About Me

I am a postdoctoral researcher under the supervision of Prof. Julie Berndsen in the School of Computer Science at University College Dublin (UCD). I am also affiliated with the ADAPT Centre for AI-Driven Digital Content Technology. Prior to my current position, I worked with Assoc. Prof. Benjamin Cowan in the HCI@UCD group at the UCD School of Information and Communication Studies.


My work focuses on the fine phonetic detail of spoken interaction between humans and computers with the aim of making this information usable for the further development of voice-activated digital assistants. In particular, I am researching accommodation phenomena and the perception of natural and synthetic voices by human users of such assistants.

I taught topics such as phonetics, speech science, and user-centered design at undergraduate and postgraduate level.

In the course of my education as a phonetician, I was engaged in various fields of application. Having a background in Romance studies (French and Portuguese), I started with the phonetics of foreign language learning, continued in the area of forensic phonetics, and then moved towards human-computer interaction (HCI).

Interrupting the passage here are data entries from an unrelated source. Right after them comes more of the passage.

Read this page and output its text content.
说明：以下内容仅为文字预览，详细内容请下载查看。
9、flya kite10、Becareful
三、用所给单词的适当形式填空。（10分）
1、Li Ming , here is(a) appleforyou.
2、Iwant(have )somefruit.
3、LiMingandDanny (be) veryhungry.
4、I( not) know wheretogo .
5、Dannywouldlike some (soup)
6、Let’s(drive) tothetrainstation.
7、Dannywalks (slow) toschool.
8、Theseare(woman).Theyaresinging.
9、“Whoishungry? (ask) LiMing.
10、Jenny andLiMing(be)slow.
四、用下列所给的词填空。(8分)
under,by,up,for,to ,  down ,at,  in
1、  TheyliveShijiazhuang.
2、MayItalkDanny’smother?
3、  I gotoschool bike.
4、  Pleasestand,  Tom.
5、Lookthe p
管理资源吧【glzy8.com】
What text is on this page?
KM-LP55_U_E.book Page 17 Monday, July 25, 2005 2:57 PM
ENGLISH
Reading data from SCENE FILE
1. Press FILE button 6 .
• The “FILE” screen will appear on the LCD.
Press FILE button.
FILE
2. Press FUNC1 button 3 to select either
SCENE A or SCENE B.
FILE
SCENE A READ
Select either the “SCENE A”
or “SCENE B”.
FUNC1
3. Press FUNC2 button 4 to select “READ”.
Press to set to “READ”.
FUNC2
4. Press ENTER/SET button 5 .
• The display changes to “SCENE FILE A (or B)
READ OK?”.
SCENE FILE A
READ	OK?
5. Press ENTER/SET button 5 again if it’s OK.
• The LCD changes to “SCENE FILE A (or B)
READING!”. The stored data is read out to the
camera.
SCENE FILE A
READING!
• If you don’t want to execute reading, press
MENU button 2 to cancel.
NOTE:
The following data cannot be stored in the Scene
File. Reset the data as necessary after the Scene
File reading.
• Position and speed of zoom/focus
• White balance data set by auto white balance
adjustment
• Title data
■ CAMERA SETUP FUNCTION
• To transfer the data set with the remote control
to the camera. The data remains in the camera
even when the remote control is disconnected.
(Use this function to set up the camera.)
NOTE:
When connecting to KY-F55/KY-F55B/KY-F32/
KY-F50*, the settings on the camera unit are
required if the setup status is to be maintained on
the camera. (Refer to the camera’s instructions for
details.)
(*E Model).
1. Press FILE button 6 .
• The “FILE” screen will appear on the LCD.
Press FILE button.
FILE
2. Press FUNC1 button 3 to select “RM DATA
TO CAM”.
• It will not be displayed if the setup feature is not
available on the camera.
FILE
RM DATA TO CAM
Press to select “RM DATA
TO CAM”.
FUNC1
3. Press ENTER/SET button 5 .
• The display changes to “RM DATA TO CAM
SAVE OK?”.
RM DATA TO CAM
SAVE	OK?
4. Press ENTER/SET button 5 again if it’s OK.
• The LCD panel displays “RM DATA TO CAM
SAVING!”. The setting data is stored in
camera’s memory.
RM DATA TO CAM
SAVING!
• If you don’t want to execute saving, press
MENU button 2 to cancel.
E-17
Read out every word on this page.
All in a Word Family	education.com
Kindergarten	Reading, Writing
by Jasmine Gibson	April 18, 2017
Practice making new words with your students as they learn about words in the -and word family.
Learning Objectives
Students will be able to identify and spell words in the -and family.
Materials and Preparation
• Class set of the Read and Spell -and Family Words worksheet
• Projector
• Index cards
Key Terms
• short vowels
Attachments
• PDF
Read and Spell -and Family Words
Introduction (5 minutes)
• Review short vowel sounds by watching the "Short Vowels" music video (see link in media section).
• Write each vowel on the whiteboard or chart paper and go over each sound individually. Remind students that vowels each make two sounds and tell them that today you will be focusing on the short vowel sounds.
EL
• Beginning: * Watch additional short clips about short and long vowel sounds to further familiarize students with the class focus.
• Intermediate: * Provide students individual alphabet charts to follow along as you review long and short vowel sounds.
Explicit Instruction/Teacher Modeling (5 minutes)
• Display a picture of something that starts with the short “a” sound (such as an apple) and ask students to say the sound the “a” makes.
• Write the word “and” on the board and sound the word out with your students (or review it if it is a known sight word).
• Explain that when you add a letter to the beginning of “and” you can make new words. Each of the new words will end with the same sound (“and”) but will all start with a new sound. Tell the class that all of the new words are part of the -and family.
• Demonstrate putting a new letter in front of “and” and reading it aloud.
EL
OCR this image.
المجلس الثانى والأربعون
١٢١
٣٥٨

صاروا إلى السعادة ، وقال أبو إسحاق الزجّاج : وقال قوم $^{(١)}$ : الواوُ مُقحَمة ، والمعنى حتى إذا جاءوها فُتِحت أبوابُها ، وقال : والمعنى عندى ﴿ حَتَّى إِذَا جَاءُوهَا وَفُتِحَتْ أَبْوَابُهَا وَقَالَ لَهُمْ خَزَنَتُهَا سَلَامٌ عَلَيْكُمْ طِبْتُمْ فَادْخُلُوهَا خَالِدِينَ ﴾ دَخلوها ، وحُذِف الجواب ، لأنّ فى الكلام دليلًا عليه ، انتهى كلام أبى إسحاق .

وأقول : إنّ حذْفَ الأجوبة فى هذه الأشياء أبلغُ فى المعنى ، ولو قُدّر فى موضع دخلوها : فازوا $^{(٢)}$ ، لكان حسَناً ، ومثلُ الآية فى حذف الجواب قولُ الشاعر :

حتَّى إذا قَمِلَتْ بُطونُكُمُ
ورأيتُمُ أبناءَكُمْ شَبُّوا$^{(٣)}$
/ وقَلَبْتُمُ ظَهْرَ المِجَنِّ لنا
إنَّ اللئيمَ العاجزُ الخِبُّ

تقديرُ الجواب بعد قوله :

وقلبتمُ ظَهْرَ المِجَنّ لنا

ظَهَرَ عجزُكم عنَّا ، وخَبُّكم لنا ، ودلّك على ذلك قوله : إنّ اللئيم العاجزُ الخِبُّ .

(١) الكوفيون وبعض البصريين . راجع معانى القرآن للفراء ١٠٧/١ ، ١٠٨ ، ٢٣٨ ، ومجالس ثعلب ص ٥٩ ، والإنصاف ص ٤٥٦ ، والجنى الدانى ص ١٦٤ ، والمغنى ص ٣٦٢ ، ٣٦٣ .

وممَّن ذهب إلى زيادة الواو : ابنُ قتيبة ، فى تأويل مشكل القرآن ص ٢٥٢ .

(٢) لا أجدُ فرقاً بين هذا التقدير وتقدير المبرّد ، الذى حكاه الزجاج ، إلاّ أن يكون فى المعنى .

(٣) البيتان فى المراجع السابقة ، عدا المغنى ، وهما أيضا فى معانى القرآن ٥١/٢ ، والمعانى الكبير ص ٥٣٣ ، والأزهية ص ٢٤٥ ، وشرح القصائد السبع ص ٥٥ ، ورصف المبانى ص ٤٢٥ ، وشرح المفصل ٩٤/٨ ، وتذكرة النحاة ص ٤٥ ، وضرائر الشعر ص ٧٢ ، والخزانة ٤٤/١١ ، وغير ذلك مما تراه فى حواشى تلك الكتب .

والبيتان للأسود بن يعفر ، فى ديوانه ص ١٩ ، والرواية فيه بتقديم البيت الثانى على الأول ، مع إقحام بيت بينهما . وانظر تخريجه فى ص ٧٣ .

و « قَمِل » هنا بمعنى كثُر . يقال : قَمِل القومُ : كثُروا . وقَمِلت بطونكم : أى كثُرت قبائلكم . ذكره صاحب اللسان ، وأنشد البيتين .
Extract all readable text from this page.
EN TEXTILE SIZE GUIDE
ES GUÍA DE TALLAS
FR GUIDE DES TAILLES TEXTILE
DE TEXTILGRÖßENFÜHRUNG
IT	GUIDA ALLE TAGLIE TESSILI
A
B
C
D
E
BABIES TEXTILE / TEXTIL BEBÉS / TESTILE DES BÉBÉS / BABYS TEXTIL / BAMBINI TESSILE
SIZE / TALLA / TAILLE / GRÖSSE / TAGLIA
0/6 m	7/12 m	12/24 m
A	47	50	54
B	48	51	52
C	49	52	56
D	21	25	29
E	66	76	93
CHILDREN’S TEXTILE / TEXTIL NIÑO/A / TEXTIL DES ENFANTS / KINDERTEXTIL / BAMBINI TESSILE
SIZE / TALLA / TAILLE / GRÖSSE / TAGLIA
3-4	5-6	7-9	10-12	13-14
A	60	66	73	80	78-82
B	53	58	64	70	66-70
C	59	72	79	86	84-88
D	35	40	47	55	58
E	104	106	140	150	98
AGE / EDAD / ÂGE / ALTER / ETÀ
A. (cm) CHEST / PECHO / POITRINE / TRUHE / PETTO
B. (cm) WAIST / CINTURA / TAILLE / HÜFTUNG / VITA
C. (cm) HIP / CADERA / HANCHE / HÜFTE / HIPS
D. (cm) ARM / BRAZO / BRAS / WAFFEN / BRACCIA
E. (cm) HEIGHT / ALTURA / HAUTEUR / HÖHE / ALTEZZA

Spoken HCI is now the main focus of my work as a postdoctoral researcher. As voice-activated digital assistants become a part of our daily lives, I believe it is imperative to further investigate the behavior of their human interlocutors in order to incorporate these findings into the development of the systems. Such user-centered design ensures that product development meets user expectations.

Before coming to Dublin, I was part of the Phonetics and Phonology research group headed by Prof. Bernd Möbius. The group belongs to the Language Science and Technology department at Saarland University, Saarbrücken. During this time, I wrote my doctoral thesis on phonetic accommodation of human interlocutors in the context of human-computer interaction, which I worked on as part of the CHIC project.